Denise Thomas is a Dietitian with a doctorate in the study of obesity. She is head of Nutrition and Dietetics at Portsmouth Hospitals NHS Trust.

Key points
• Despite rising obesity rates, food poverty is also increasing
• Recommended eating includes ‘5 portions of fruit & veg per day’, but only 25% of adults achieve this regularly
• High fat and high sugar foods, from take-aways or pre-made meals, are consumed frequently
• A paradox now exists: high energy intake but low nutritional quality
• This is encouraged by agricultural techniques and the low cost of these foods
• Obesity often associated with deficiency of: Vitamins A, E, C and D, selenium, folate, zinc and thiamine


• The best advice is to match the Eatwell Plate! With subtle differences to the
USDA’s Food Pyramid in the UK this is the current advice we should give our patients
• If there was one thing society (and government) could do to halt the obesity epidemic, it is to limit and reduce fast-food and take-away outlets
Final Thoughts
We all felt a little disheartened at the size of the problem, the complexity of the science and the uncertainty of the advice. What should we do for our patients when we meet them for just a short period of time?
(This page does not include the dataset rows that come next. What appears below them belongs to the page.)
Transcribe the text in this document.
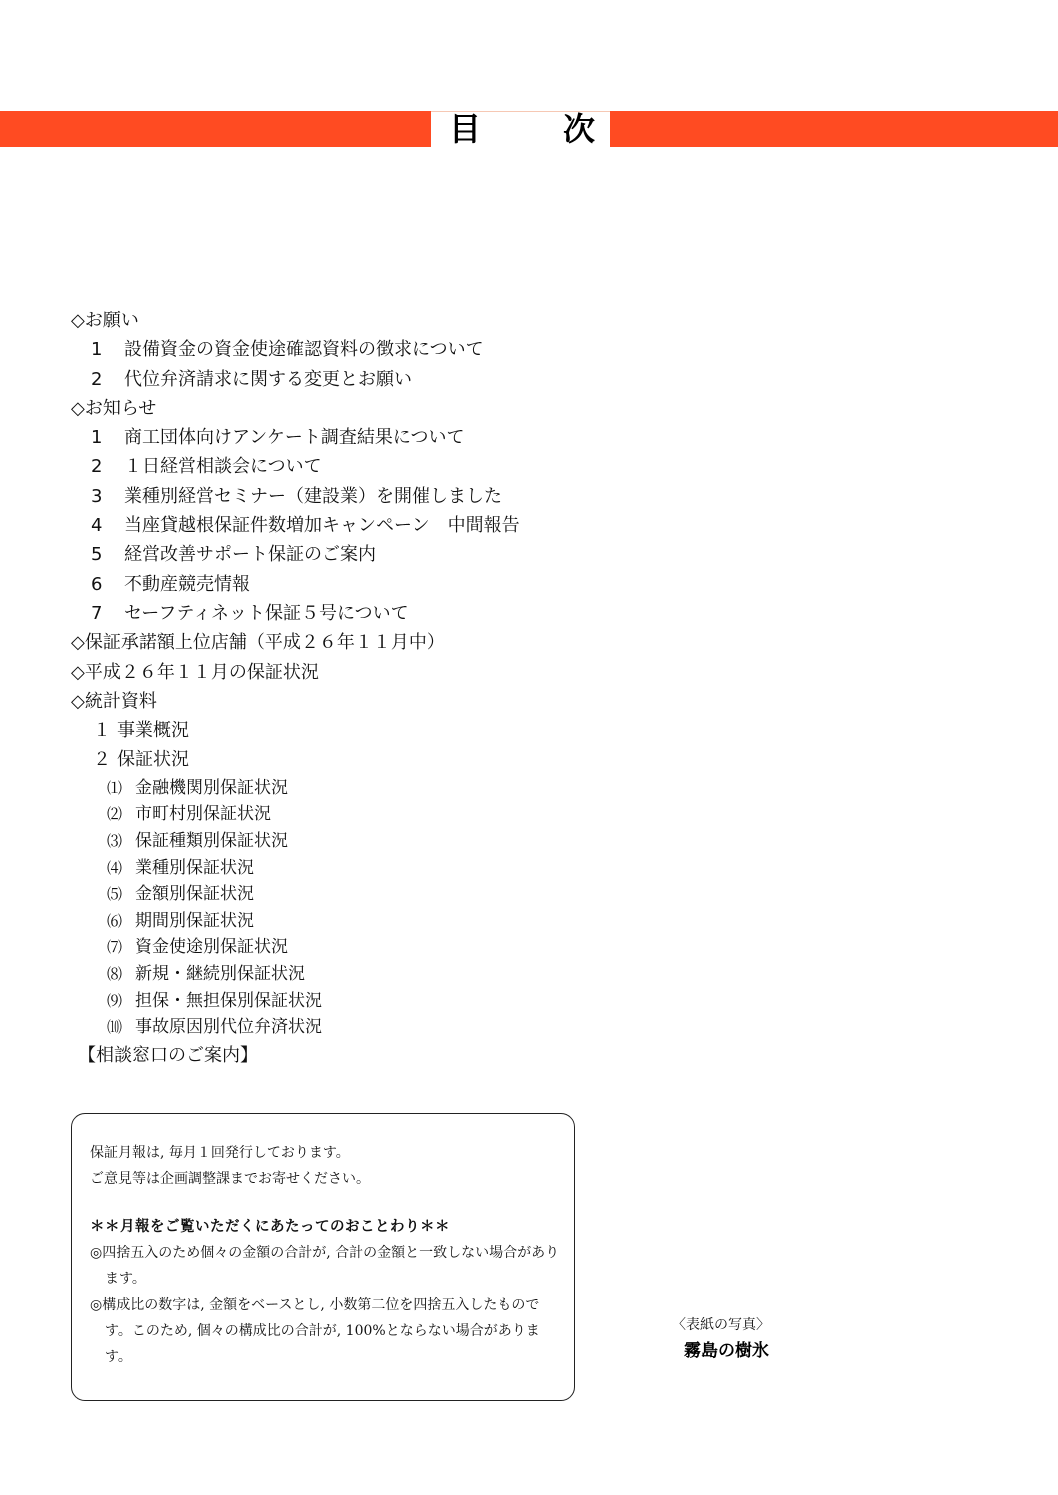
目	次
◇お願い
1 設備資金の資金使途確認資料の徴求について
2 代位弁済請求に関する変更とお願い
◇お知らせ
1 商工団体向けアンケート調査結果について
2 １日経営相談会について
3 業種別経営セミナー（建設業）を開催しました
4 当座貸越根保証件数増加キャンペーン　中間報告
5 経営改善サポート保証のご案内
6 不動産競売情報
7 セーフティネット保証５号について
◇保証承諾額上位店舗（平成２６年１１月中）
◇平成２６年１１月の保証状況
◇統計資料
１ 事業概況
２ 保証状況
⑴ 金融機関別保証状況
⑵ 市町村別保証状況
⑶ 保証種類別保証状況
⑷ 業種別保証状況
⑸ 金額別保証状況
⑹ 期間別保証状況
⑺ 資金使途別保証状況
⑻ 新規・継続別保証状況
⑼ 担保・無担保別保証状況
⑽ 事故原因別代位弁済状況
【相談窓口のご案内】

保証月報は, 毎月１回発行しております。

ご意見等は企画調整課までお寄せください。

＊＊月報をご覧いただくにあたってのおことわり＊＊

◎四捨五入のため個々の金額の合計が, 合計の金額と一致しない場合があります。

◎構成比の数字は, 金額をベースとし, 小数第二位を四捨五入したものです。このため, 個々の構成比の合計が, 100%とならない場合があります。

〈表紙の写真〉
霧島の樹氷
Nudge them with a suggestion perhaps!
• “Have you thought about how your weight might affect your health?”
• “Do you realise that being overweight might make this problem worse?”
From there, if they’re receptive, they can initiate a referral through the 4-tier pathway via their GP!

Christmas Quiz

We concluded the afternoon with a possibly the most academic Christmas Quiz ever, followed by a pint of beer and fish & chips! I guess we ignored all the learning points.